The Court of Appeal decision in Glen Schnarr & Associates Inc. v. Vector (Georgetown) Limited summarises the principles of the limitation of claims arising from the anticipatory repudiation of a contract:
 Anticipatory repudiation occurs when a contracting party, “by express language or conduct, or as a matter of implication from what he has said or done, repudiates his contractual obligations before they fall due”: G.H.L. Fridman, The Law of Contract in Canada, 6th ed. (Toronto: Carswell, 2011), at p. 585. The parties concede that LDGL by its correspondence of October 2004 did just that. However, an anticipatory repudiation of a contract does not, in itself, terminate or discharge a contract; it depends on the election made by the non-repudiating party: Guarantee Co. of North America v.

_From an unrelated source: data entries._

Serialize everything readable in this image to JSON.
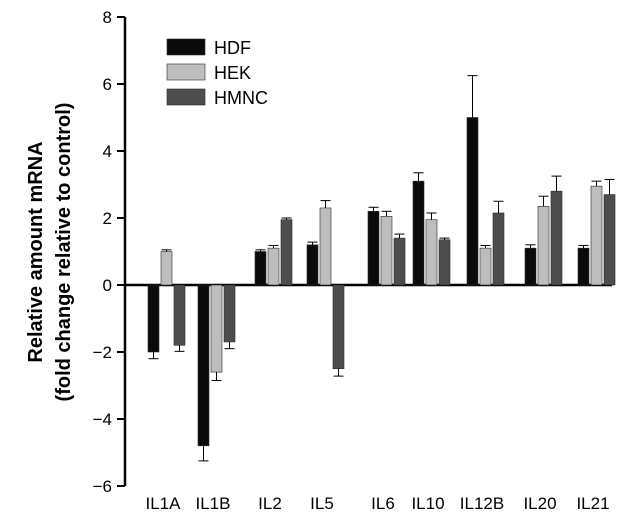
{
  "chart_data": {
    "type": "bar",
    "ylabel_line1": "Relative amount mRNA",
    "ylabel_line2": "(fold change relative to control)",
    "xlabel": "",
    "ylim": [
      -6,
      8
    ],
    "yticks": [
      -6,
      -4,
      -2,
      0,
      2,
      4,
      6,
      8
    ],
    "grid": false,
    "legend_position": "top-left",
    "categories": [
      "IL1A",
      "IL1B",
      "IL2",
      "IL5",
      "IL6",
      "IL10",
      "IL12B",
      "IL20",
      "IL21"
    ],
    "series": [
      {
        "name": "HDF",
        "color": "#0a0a0a",
        "values": [
          -2.0,
          -4.8,
          1.0,
          1.2,
          2.2,
          3.1,
          5.0,
          1.1,
          1.1
        ],
        "errors": [
          0.2,
          0.45,
          0.05,
          0.08,
          0.12,
          0.25,
          1.25,
          0.1,
          0.08
        ]
      },
      {
        "name": "HEK",
        "color": "#bdbdbd",
        "values": [
          1.0,
          -2.6,
          1.1,
          2.3,
          2.05,
          1.95,
          1.1,
          2.35,
          2.95
        ],
        "errors": [
          0.05,
          0.25,
          0.08,
          0.22,
          0.15,
          0.2,
          0.08,
          0.3,
          0.15
        ]
      },
      {
        "name": "HMNC",
        "color": "#4d4d4d",
        "values": [
          -1.8,
          -1.7,
          1.95,
          -2.5,
          1.4,
          1.35,
          2.15,
          2.8,
          2.7
        ],
        "errors": [
          0.18,
          0.2,
          0.05,
          0.22,
          0.12,
          0.05,
          0.35,
          0.45,
          0.45
        ]
      }
    ]
  }
}
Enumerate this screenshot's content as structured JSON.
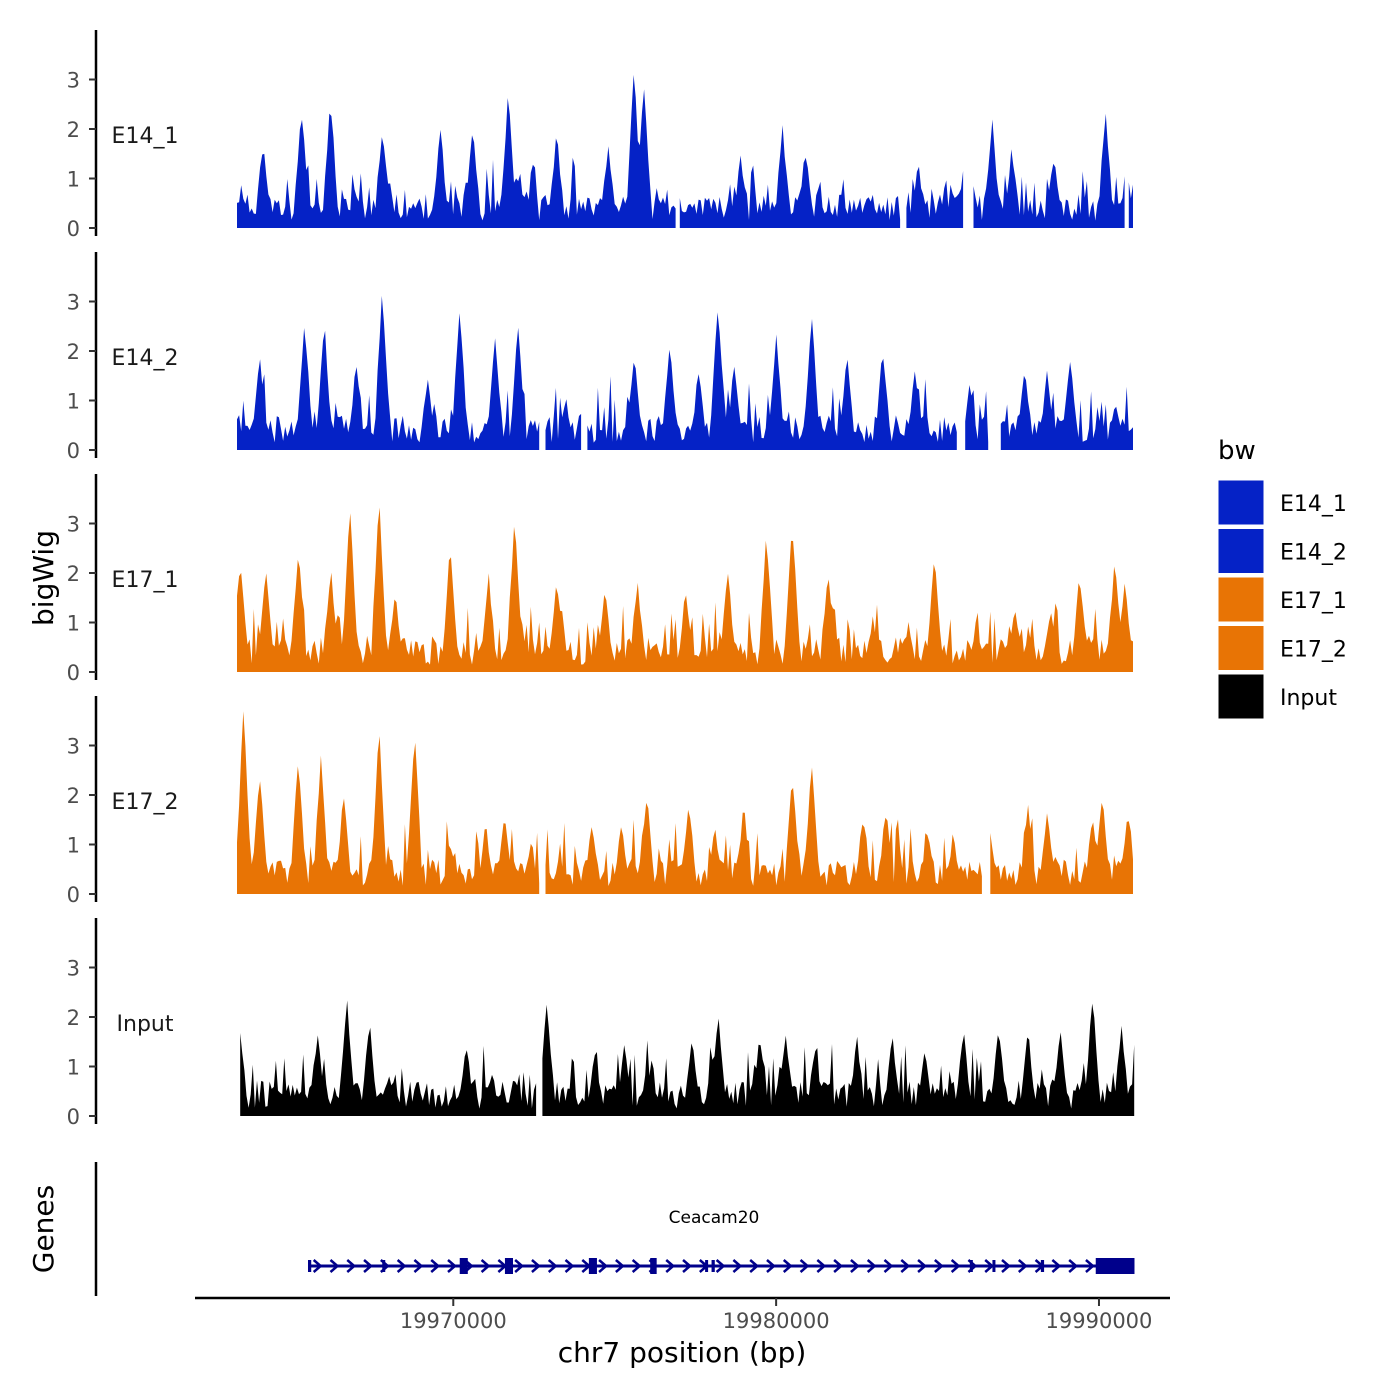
{
  "chart_data": {
    "type": "area",
    "y_axis_label": "bigWig",
    "genes_label": "Genes",
    "xlabel": "chr7 position (bp)",
    "xlim": [
      19962000,
      19992200
    ],
    "x_ticks": [
      19970000,
      19980000,
      19990000
    ],
    "x_tick_labels": [
      "19970000",
      "19980000",
      "19990000"
    ],
    "ylim": [
      0,
      4
    ],
    "y_ticks": [
      0,
      1,
      2,
      3
    ],
    "y_tick_labels": [
      "0",
      "1",
      "2",
      "3"
    ],
    "legend": {
      "title": "bw",
      "position": "right",
      "entries": [
        {
          "label": "E14_1",
          "color": "#0522C6"
        },
        {
          "label": "E14_2",
          "color": "#0522C6"
        },
        {
          "label": "E17_1",
          "color": "#E87405"
        },
        {
          "label": "E17_2",
          "color": "#E87405"
        },
        {
          "label": "Input",
          "color": "#000000"
        }
      ]
    },
    "tracks": [
      {
        "name": "E14_1",
        "color": "#0522C6",
        "x_start": 19963300,
        "x_end": 19991100,
        "peaks": [
          [
            19964100,
            1.6
          ],
          [
            19965300,
            2.3
          ],
          [
            19966200,
            2.5
          ],
          [
            19967800,
            1.9
          ],
          [
            19969600,
            1.9
          ],
          [
            19970600,
            2.0
          ],
          [
            19971700,
            2.6
          ],
          [
            19973200,
            1.8
          ],
          [
            19974800,
            1.6
          ],
          [
            19975600,
            3.1
          ],
          [
            19975900,
            2.8
          ],
          [
            19978900,
            1.3
          ],
          [
            19980200,
            1.9
          ],
          [
            19980900,
            1.5
          ],
          [
            19984400,
            1.2
          ],
          [
            19985800,
            1.0
          ],
          [
            19986700,
            2.0
          ],
          [
            19987300,
            1.5
          ],
          [
            19988600,
            1.3
          ],
          [
            19990200,
            2.2
          ]
        ],
        "gaps": [
          [
            19976900,
            19977000
          ],
          [
            19983900,
            19984000
          ],
          [
            19985800,
            19986100
          ],
          [
            19990800,
            19990900
          ]
        ]
      },
      {
        "name": "E14_2",
        "color": "#0522C6",
        "x_start": 19963300,
        "x_end": 19991100,
        "peaks": [
          [
            19964000,
            1.9
          ],
          [
            19965400,
            2.5
          ],
          [
            19966000,
            2.5
          ],
          [
            19967000,
            1.7
          ],
          [
            19967800,
            3.2
          ],
          [
            19969200,
            1.3
          ],
          [
            19970200,
            2.8
          ],
          [
            19971300,
            2.2
          ],
          [
            19972000,
            2.4
          ],
          [
            19973500,
            0.9
          ],
          [
            19975600,
            1.8
          ],
          [
            19976700,
            2.0
          ],
          [
            19977600,
            1.5
          ],
          [
            19978200,
            2.9
          ],
          [
            19978700,
            1.6
          ],
          [
            19980000,
            2.2
          ],
          [
            19981100,
            2.7
          ],
          [
            19982200,
            1.8
          ],
          [
            19983300,
            1.9
          ],
          [
            19984300,
            1.6
          ],
          [
            19986000,
            1.2
          ],
          [
            19987700,
            1.6
          ],
          [
            19988400,
            1.5
          ],
          [
            19989100,
            1.8
          ],
          [
            19990500,
            0.8
          ]
        ],
        "gaps": [
          [
            19972700,
            19972800
          ],
          [
            19974000,
            19974100
          ],
          [
            19985600,
            19985800
          ],
          [
            19986600,
            19986900
          ]
        ]
      },
      {
        "name": "E17_1",
        "color": "#E87405",
        "x_start": 19963300,
        "x_end": 19991100,
        "peaks": [
          [
            19963400,
            2.2
          ],
          [
            19964200,
            2.0
          ],
          [
            19965200,
            2.4
          ],
          [
            19966200,
            2.0
          ],
          [
            19966800,
            3.3
          ],
          [
            19967700,
            3.4
          ],
          [
            19968200,
            1.5
          ],
          [
            19969900,
            2.4
          ],
          [
            19971100,
            1.8
          ],
          [
            19971900,
            3.1
          ],
          [
            19973200,
            1.8
          ],
          [
            19974700,
            1.6
          ],
          [
            19975700,
            1.7
          ],
          [
            19977200,
            1.6
          ],
          [
            19978500,
            2.0
          ],
          [
            19979700,
            2.7
          ],
          [
            19980500,
            2.9
          ],
          [
            19981600,
            1.9
          ],
          [
            19983000,
            1.0
          ],
          [
            19984100,
            0.9
          ],
          [
            19984900,
            2.2
          ],
          [
            19986200,
            0.9
          ],
          [
            19987400,
            1.2
          ],
          [
            19988500,
            1.2
          ],
          [
            19989400,
            1.9
          ],
          [
            19990500,
            2.2
          ],
          [
            19990800,
            1.7
          ]
        ],
        "gaps": []
      },
      {
        "name": "E17_2",
        "color": "#E87405",
        "x_start": 19963300,
        "x_end": 19991100,
        "peaks": [
          [
            19963500,
            3.7
          ],
          [
            19964000,
            2.4
          ],
          [
            19965200,
            2.7
          ],
          [
            19965900,
            2.7
          ],
          [
            19966600,
            1.9
          ],
          [
            19967700,
            3.3
          ],
          [
            19968800,
            3.2
          ],
          [
            19969900,
            0.9
          ],
          [
            19971000,
            1.3
          ],
          [
            19971600,
            1.5
          ],
          [
            19972400,
            1.0
          ],
          [
            19974300,
            1.3
          ],
          [
            19975200,
            1.3
          ],
          [
            19976000,
            1.9
          ],
          [
            19977300,
            1.8
          ],
          [
            19978100,
            1.2
          ],
          [
            19979000,
            1.7
          ],
          [
            19980500,
            2.3
          ],
          [
            19981100,
            2.5
          ],
          [
            19982700,
            1.5
          ],
          [
            19983400,
            1.6
          ],
          [
            19984700,
            1.2
          ],
          [
            19985500,
            1.0
          ],
          [
            19986600,
            1.2
          ],
          [
            19987800,
            1.7
          ],
          [
            19988400,
            1.6
          ],
          [
            19989800,
            1.5
          ],
          [
            19990100,
            1.9
          ],
          [
            19990900,
            1.5
          ]
        ],
        "gaps": [
          [
            19972700,
            19972800
          ],
          [
            19986400,
            19986600
          ]
        ]
      },
      {
        "name": "Input",
        "color": "#000000",
        "x_start": 19963400,
        "x_end": 19991100,
        "peaks": [
          [
            19963400,
            1.5
          ],
          [
            19964500,
            0.7
          ],
          [
            19965800,
            1.6
          ],
          [
            19966700,
            2.3
          ],
          [
            19967400,
            1.8
          ],
          [
            19968000,
            0.8
          ],
          [
            19968900,
            0.6
          ],
          [
            19970400,
            1.4
          ],
          [
            19971200,
            0.8
          ],
          [
            19972900,
            2.2
          ],
          [
            19974400,
            1.2
          ],
          [
            19975300,
            1.3
          ],
          [
            19976000,
            0.9
          ],
          [
            19977400,
            1.5
          ],
          [
            19978200,
            2.0
          ],
          [
            19979500,
            1.5
          ],
          [
            19980300,
            1.6
          ],
          [
            19981200,
            1.3
          ],
          [
            19982500,
            1.5
          ],
          [
            19983600,
            1.5
          ],
          [
            19984600,
            1.2
          ],
          [
            19985800,
            1.6
          ],
          [
            19986900,
            1.7
          ],
          [
            19987800,
            1.6
          ],
          [
            19988800,
            1.7
          ],
          [
            19989800,
            2.3
          ],
          [
            19990700,
            1.7
          ]
        ],
        "gaps": [
          [
            19972600,
            19972700
          ]
        ]
      }
    ],
    "gene": {
      "name": "Ceacam20",
      "color": "#00008B",
      "strand": "+",
      "x_start": 19965500,
      "x_end": 19991100,
      "exons": [
        [
          19965500,
          19965600
        ],
        [
          19967800,
          19967850
        ],
        [
          19970200,
          19970450
        ],
        [
          19971600,
          19971850
        ],
        [
          19974200,
          19974450
        ],
        [
          19976100,
          19976300
        ],
        [
          19977800,
          19977850
        ],
        [
          19978000,
          19978100
        ],
        [
          19986000,
          19986050
        ],
        [
          19986700,
          19986750
        ],
        [
          19988200,
          19988300
        ],
        [
          19989900,
          19991100
        ]
      ]
    }
  }
}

Gordon Capital Corp., 1999 CanLII 664 (SCC),  3 S.C.R. 423, at p. 440; Brown v. Belleville (City), 2013 ONCA 148, 114 O.R. (3d) 561, at para. 42. As Cronk J.A. stated in the latter decision at para. 45:It appears to be settled law in Canada that where the innocent party to a repudiatory breach or an anticipatory repudiation wishes to be discharged from the contract, the election to disaffirm the contract must be clearly and unequivocally communicated to the repudiating party within a reasonable time. Communication of the election to disaffirm or terminate the contract may be accomplished directly, by either oral or written words, or may be inferred from the conduct of the innocent party in the particular circumstances of the case: McCamus, at pp. 659-61. [Emphasis added.]Acceptance of a repudiation must be clear and unequivocal and mere inactivity or acquiescence will generally not be regarded as acceptance for this purpose. But there may be circumstances in which a continuing failure to perform will be sufficiently unequivocal to constitute acceptance of a repudiation. It all depends on the “particular contractual relationship and the particular circumstances of the case.”
 This commentary was accepted by this court in Brown v. Belleville, at para. 48, and by the Nova Scotia Court of Appeal in White v. E.B.F. Manufacturing Ltd., 2005 NSCA 167, 239 N.S.R. (2d) 270, at para. 91.